6/27/2019 0 Comments
Happy Summer Solstice! The height of the season, the longest day of the year. So far, we may have a lot of rain, but a spectacular season with April Showers bringing May flowers and beautiful eighty degree days to linger in the garden.
My New Year begins with Winter Solstice on or around December 21, the longest night (about sixteen hours) of the year and believe it or not the days proceed to get longer. One can't really tell until February, but take heart, in the dead of Winter is the Return of the Sun.
Earth revolves on an axis and as it spins it's axis tilts North and South. Here at the Summer Solstice, the axis begins to tilt away from us (South) and at the Winter Solstice, the axis starts to tilt back. In between we have the Spring/Autumn Equinox followed by the deep dark down to Winter Solstice. Spring Equinox is the bright light that drives us to the height of Summer Solstice.
Imagine a world where time was not kept for us. Where we could only look up and follow Moon and Sun. How long would it take us to figure out the rhythm of the seasons? When we were in the Paradise of the Caribbean and Africa, the Southern Hemisphere, when a harsh Winter could not kill us? Spending lazy days fishing and growing food. Fail to plan here in the Northeast and one could lose their life.
With the New Year at Winter Solstice, the excitement for the season begins. At Summer Solstice we assess the gains and losses of the season so far. I did not get Lavender, Wormwood or Marigold in Spring. Lavender (Lavandula angustifolia, Labiatae, Shrub, Perennial, Mediterranean), Wormwood (Artemisia absinthium, Asteraceae, Perennial, North Africa, Eurasia), Marigold (Tagetes minuta, T. patula, Asteraceae, Annual, Guatemala, Mexico). I can try again with Lavender and Wormwood on my deck for an Autumn planting, but it's too late for Marigold. I got Marigold from seed, but they rot when I transplanted them. I grow them in my living room so they don't get leggy, but when I transplanted them, I should have put them outside on the deck to dry out and take. There just was not enough sun in the living room. I also didn't get Sunroot pickled (Helianthus tuberosus, Asteraceae, Perennial, Turtle Island). I read that native Americans use them like Radish and I love to pickle Radish, so I make a couple of pints of pickled Sunroot. By the time I got to them, they were three feet tall and the tuber had no innards left. It was three weeks after the Spring Equinox. Visons of what to improve upon begin here, and what if anything new I want to grow. I've been considering perennial food crops for the last few years at Sargent-Downing. We may never use the Spiral for vegetables. Asparagus (Asparagus officinalis, Asparagaceae, Perennial, Africa) has been there since I've been there so it would be nice to extend the section. Berries in beds West of the Spiral would also be nice. That's as far as I've gotten thinking about it. Peppers are only half a bed I realize this season so considering some thing for the other half would be good. Possibly Fennel. I love Fennel, but Marc does not so I don't need much, maybe a quarter of the bed, maybe Ground Cherry in the fourth quarter.

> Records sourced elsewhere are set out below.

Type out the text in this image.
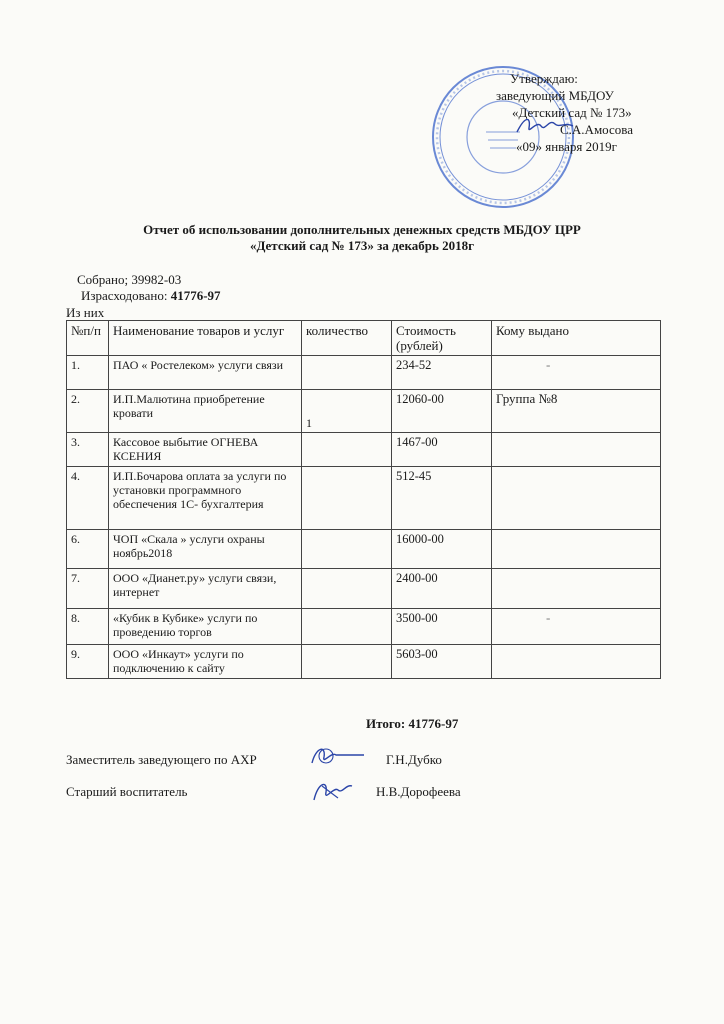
Утверждаю:
заведующий МБДОУ
«Детский сад № 173»
С.А.Амосова
«09» января 2019г
Отчет об использовании дополнительных денежных средств МБДОУ ЦРР
«Детский сад № 173» за декабрь 2018г
Собрано; 39982-03
Израсходовано: 41776-97
Из них
№п/п	Наименование товаров и услуг	количество	Стоимость (рублей)	Кому выдано
1.	ПАО « Ростелеком» услуги связи		234-52	-
2.	И.П.Малютина приобретение кровати	1	12060-00	Группа №8
3.	Кассовое выбытие ОГНЕВА КСЕНИЯ		1467-00	
4.	И.П.Бочарова оплата за услуги по установки программного обеспечения 1С- бухгалтерия		512-45	
6.	ЧОП «Скала » услуги охраны ноябрь2018		16000-00	
7.	ООО «Дианет.ру» услуги связи, интернет		2400-00	
8.	«Кубик в Кубике» услуги по проведению торгов		3500-00	-
9.	ООО «Инкаут» услуги по подключению к сайту		5603-00	
Итого: 41776-97
Заместитель заведующего по АХР	Г.Н.Дубко
Старший воспитатель	Н.В.Дорофеева
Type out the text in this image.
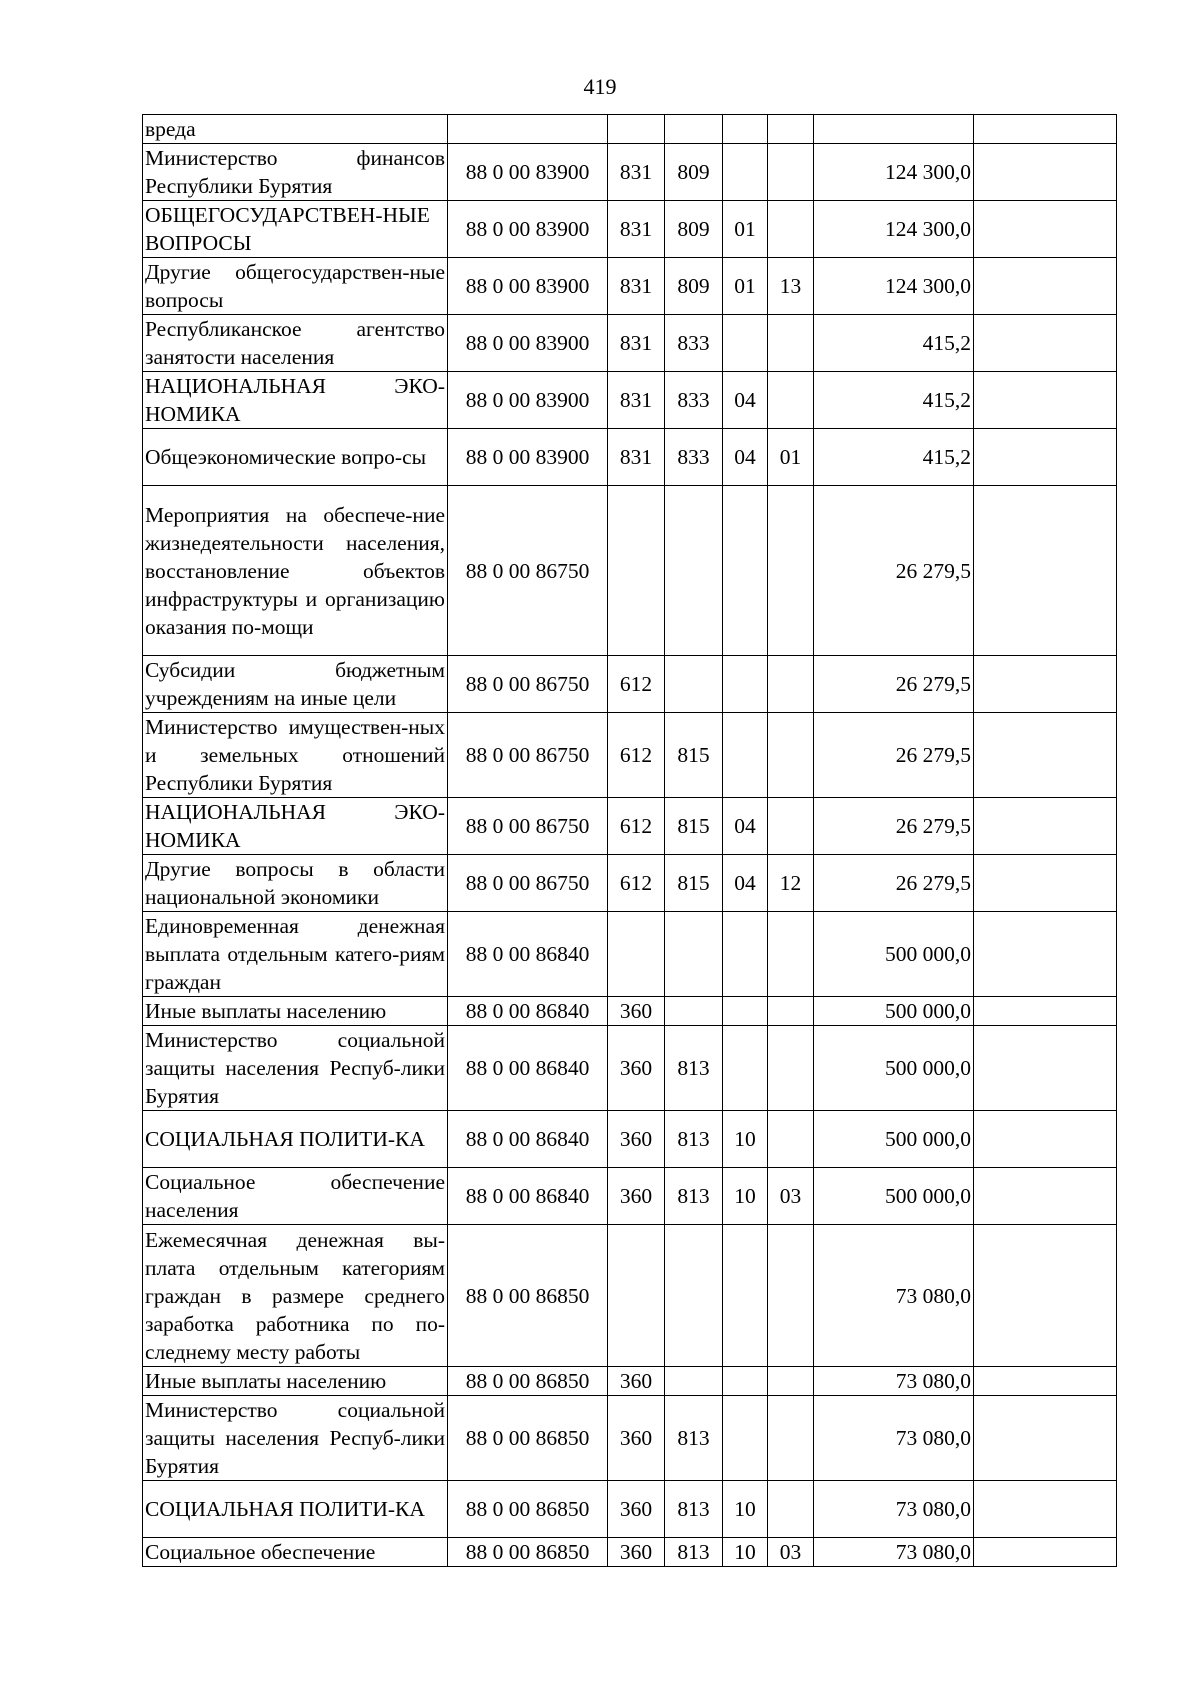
419
вреда							
Министерство финансов Республики Бурятия	88 0 00 83900	831	809			124 300,0	
ОБЩЕГОСУДАРСТВЕН-НЫЕ ВОПРОСЫ	88 0 00 83900	831	809	01		124 300,0	
Другие общегосударствен-ные вопросы	88 0 00 83900	831	809	01	13	124 300,0	
Республиканское агентство занятости населения	88 0 00 83900	831	833			415,2	
НАЦИОНАЛЬНАЯ ЭКО-НОМИКА	88 0 00 83900	831	833	04		415,2	
Общеэкономические вопро-сы	88 0 00 83900	831	833	04	01	415,2	
Мероприятия на обеспече-ние жизнедеятельности населения, восстановление объектов инфраструктуры и организацию оказания по-мощи	88 0 00 86750					26 279,5	
Субсидии бюджетным учреждениям на иные цели	88 0 00 86750	612				26 279,5	
Министерство имуществен-ных и земельных отношений Республики Бурятия	88 0 00 86750	612	815			26 279,5	
НАЦИОНАЛЬНАЯ ЭКО-НОМИКА	88 0 00 86750	612	815	04		26 279,5	
Другие вопросы в области национальной экономики	88 0 00 86750	612	815	04	12	26 279,5	
Единовременная денежная выплата отдельным катего-риям граждан	88 0 00 86840					500 000,0	
Иные выплаты населению	88 0 00 86840	360				500 000,0	
Министерство социальной защиты населения Респуб-лики Бурятия	88 0 00 86840	360	813			500 000,0	
СОЦИАЛЬНАЯ ПОЛИТИ-КА	88 0 00 86840	360	813	10		500 000,0	
Социальное обеспечение населения	88 0 00 86840	360	813	10	03	500 000,0	
Ежемесячная денежная вы-плата отдельным категориям граждан в размере среднего заработка работника по по-следнему месту работы	88 0 00 86850					73 080,0	
Иные выплаты населению	88 0 00 86850	360				73 080,0	
Министерство социальной защиты населения Респуб-лики Бурятия	88 0 00 86850	360	813			73 080,0	
СОЦИАЛЬНАЯ ПОЛИТИ-КА	88 0 00 86850	360	813	10		73 080,0	
Социальное обеспечение	88 0 00 86850	360	813	10	03	73 080,0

Autumn Equinox is that final push to the end of the season. Processing the harvest will have begun in August. Roots and seeds can be harvested in Autumn. Visons of next season begin for me here. All my crops are planted, time to harvest and process.
For me, coupled with Moon, I find an ebb and flow of sowing and reaping. I pray at the New Moon. Winter Solstice like New Moon has all the promise of what I can conjure in my imagination. I can send my vision out into the universe knowing the energy of creation works for me. I buy seed to manifest my vision. Spring Equinox is that first quarter Moon where I put my vision into action starting seed April 1. Summer Solstice has the energy of fruition like the Full Moon as my dreams manifest and I start to give thanks for my first harvest. I am grateful at the Summer Solstice for the weather Mother Earth has given me. Autumn Equinox is that ebb in the season like the waning Moom drifting to darkness, where I've done my very best and give thanks for the gift of a bountiful season. It has brought peace to my life to follow the rhythm of the seasons with Solstice/Equinox and Moon to guide me.
I got Tomato (Solanum lycopersicon, Solanaceae, Annual, Mexico) in just before the Equinox. I fell a week behind during propagation and the clouds lingered so long Tomato is pretty small, taking them directly out of the seeding trays instead of having transplanted them into pots like I usually do. Cabbage has come directly out of trays for the second season now. I'll have all my crops this season. Mustard Mix, Peppers and Parsley left to go.
Happy Summer Solstice! It's time to celebrate. Festival season has begun here in Beacon and I have that first opportunity to pause, breath and give thanks for Earth's bounty. The feverish drive from Spring falls away and I start to linger in the garden. Here's wishing you have brilliance in your garden. That you have dreamed big and manifested your vision. I am in the gardens which is all I ever want. I am spending my life outside. Twenty years here through Botanical Gardens, the Parks Department and now my gardens. I dreamed of being outside, so I am and it is good. A good life.